This may not be an answer, but it's more than a comment:
Have you looked at the related questions?
Ten-year treasuries are currently returning 3.514%. Compounded over 10 years, if I'm doing the math right, your initial investment for $1M result would need to be about $706,000 if you bought 10-year bonds today.
To get better return -- to hit $1M with less initial investment -- you'd have to accept greater risk.
Longterm, the stock market as a whole has historically averaged about 8%. Again assuming my calculation is correct, that means an appropriately diversified mixture to follow that return would lower your investment to $463,000 if you put it all in now, more if you can't invest it all up front and need to accumulate the money over time. But as you note, there is risk associated with this; if there's a dip such as the past year's you might have to wait for it to recover, or take student loans and repay them after recovery though that has its own flavors of cost and risk.
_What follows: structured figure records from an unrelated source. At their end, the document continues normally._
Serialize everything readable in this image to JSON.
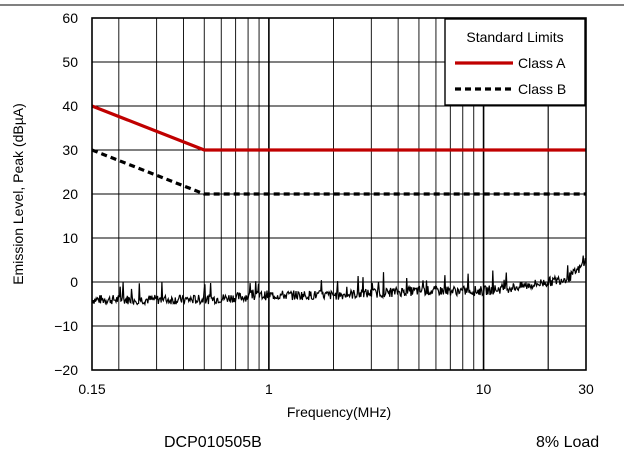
{
  "chart_data": {
    "type": "line",
    "xlabel": "Frequency(MHz)",
    "ylabel": "Emission Level, Peak (dBµA)",
    "xscale": "log",
    "xlim": [
      0.15,
      30
    ],
    "ylim": [
      -20,
      60
    ],
    "x_tick_labels": [
      "0.15",
      "1",
      "10",
      "30"
    ],
    "x_tick_values": [
      0.15,
      1,
      10,
      30
    ],
    "y_ticks": [
      -20,
      -10,
      0,
      10,
      20,
      30,
      40,
      50,
      60
    ],
    "y_tick_labels": [
      "−20",
      "−10",
      "0",
      "10",
      "20",
      "30",
      "40",
      "50",
      "60"
    ],
    "grid": true,
    "legend": {
      "title": "Standard Limits",
      "placement": "top-right",
      "entries": [
        {
          "name": "Class A",
          "color": "#c00000",
          "style": "solid"
        },
        {
          "name": "Class B",
          "color": "#000000",
          "style": "dashed"
        }
      ]
    },
    "series": [
      {
        "name": "Class A",
        "color": "#c00000",
        "style": "solid",
        "x": [
          0.15,
          0.5,
          30
        ],
        "y": [
          40,
          30,
          30
        ]
      },
      {
        "name": "Class B",
        "color": "#000000",
        "style": "dashed",
        "x": [
          0.15,
          0.5,
          30
        ],
        "y": [
          30,
          20,
          20
        ]
      },
      {
        "name": "",
        "color": "#000000",
        "style": "solid",
        "x": [
          0.15,
          0.2,
          0.3,
          0.4,
          0.5,
          1,
          2,
          5,
          10,
          15,
          20,
          25,
          28,
          30
        ],
        "y": [
          -4,
          -4,
          -4,
          -4,
          -4,
          -3,
          -3,
          -2,
          -2,
          -1,
          0,
          1,
          3,
          5
        ]
      }
    ]
  },
  "footer": {
    "left": "DCP010505B",
    "right": "8% Load"
  },
  "colors": {
    "class_a": "#c00000",
    "class_b": "#000000",
    "grid": "#000000"
  }
}
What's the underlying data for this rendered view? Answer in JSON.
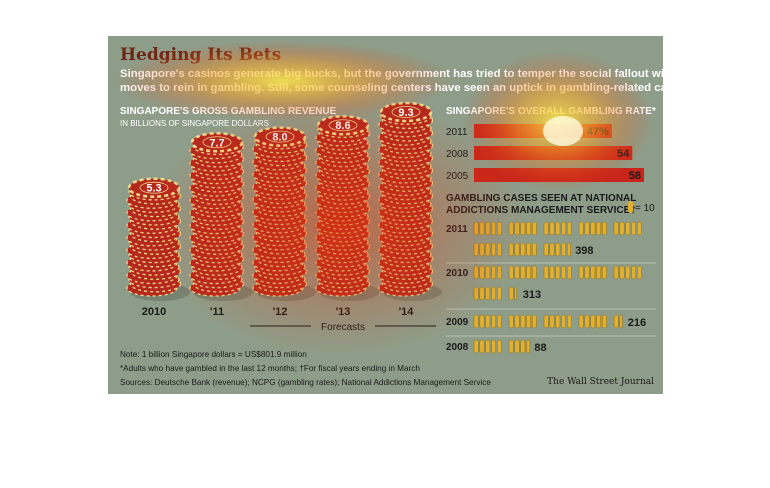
{
  "header": {
    "title": "Hedging Its Bets",
    "subtitle_line1": "Singapore's casinos generate big bucks, but the government has tried to temper the social fallout with",
    "subtitle_line2": "moves to rein in gambling. Still, some counseling centers have seen an uptick in gambling-related cases."
  },
  "colors": {
    "background": "#8e9d89",
    "chip_red": "#b5281d",
    "chip_cream": "#f0d98a",
    "bar_red": "#c8261a",
    "person_gold": "#e0b030",
    "heat_yellow": "#ffe84a",
    "heat_red": "#e23b12"
  },
  "chart_data": [
    {
      "type": "bar",
      "title": "SINGAPORE'S GROSS GAMBLING REVENUE",
      "subtitle": "IN BILLIONS OF SINGAPORE DOLLARS",
      "categories": [
        "2010",
        "'11",
        "'12",
        "'13",
        "'14"
      ],
      "values": [
        5.3,
        7.7,
        8.0,
        8.6,
        9.3
      ],
      "value_labels": [
        "5.3",
        "7.7",
        "8.0",
        "8.6",
        "9.3"
      ],
      "forecast_label": "Forecasts",
      "forecast_categories": [
        "'12",
        "'13",
        "'14"
      ],
      "ylim": [
        0,
        9.3
      ]
    },
    {
      "type": "bar",
      "title": "SINGAPORE'S OVERALL GAMBLING RATE*",
      "categories": [
        "2011",
        "2008",
        "2005"
      ],
      "values": [
        47,
        54,
        58
      ],
      "value_labels": [
        "47%",
        "54",
        "58"
      ],
      "xlim": [
        0,
        58
      ]
    },
    {
      "type": "bar",
      "title_line1": "GAMBLING CASES SEEN AT NATIONAL",
      "title_line2": "ADDICTIONS MANAGEMENT SERVICE",
      "title_marker": "†",
      "key": "= 10",
      "unit_per_icon": 10,
      "categories": [
        "2011",
        "2010",
        "2009",
        "2008"
      ],
      "values": [
        398,
        313,
        216,
        88
      ],
      "value_labels": [
        "398",
        "313",
        "216",
        "88"
      ]
    }
  ],
  "footer": {
    "note1": "Note: 1 billion Singapore dollars = US$801.9 million",
    "note2": "*Adults who have gambled in the last 12 months; †For fiscal years ending in March",
    "note3": "Sources: Deutsche Bank (revenue); NCPG (gambling rates); National Addictions Management Service",
    "credit": "The Wall Street Journal"
  }
}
I don't have much to offer beyond those observations, I'm afraid...
Edit: Actually, I do have one addition: I paid for a BS at one of the more expensive schools mostly with scholarships and student loans and on-campus jobs, and I've known a few folks who worked for more serious income before and during college to cover it. Admittedly costs have gone up a lot since the year I instigated the Annual Spontaneous Tuition Riot ("$7400! Too Damn Much!"), and everyone would prefer to be able to pay their kids' tuition to get their careers launched... but if you come up short of being able to cover it completely, that isn't necessarily a disaster. "Where will wants not, a way opens."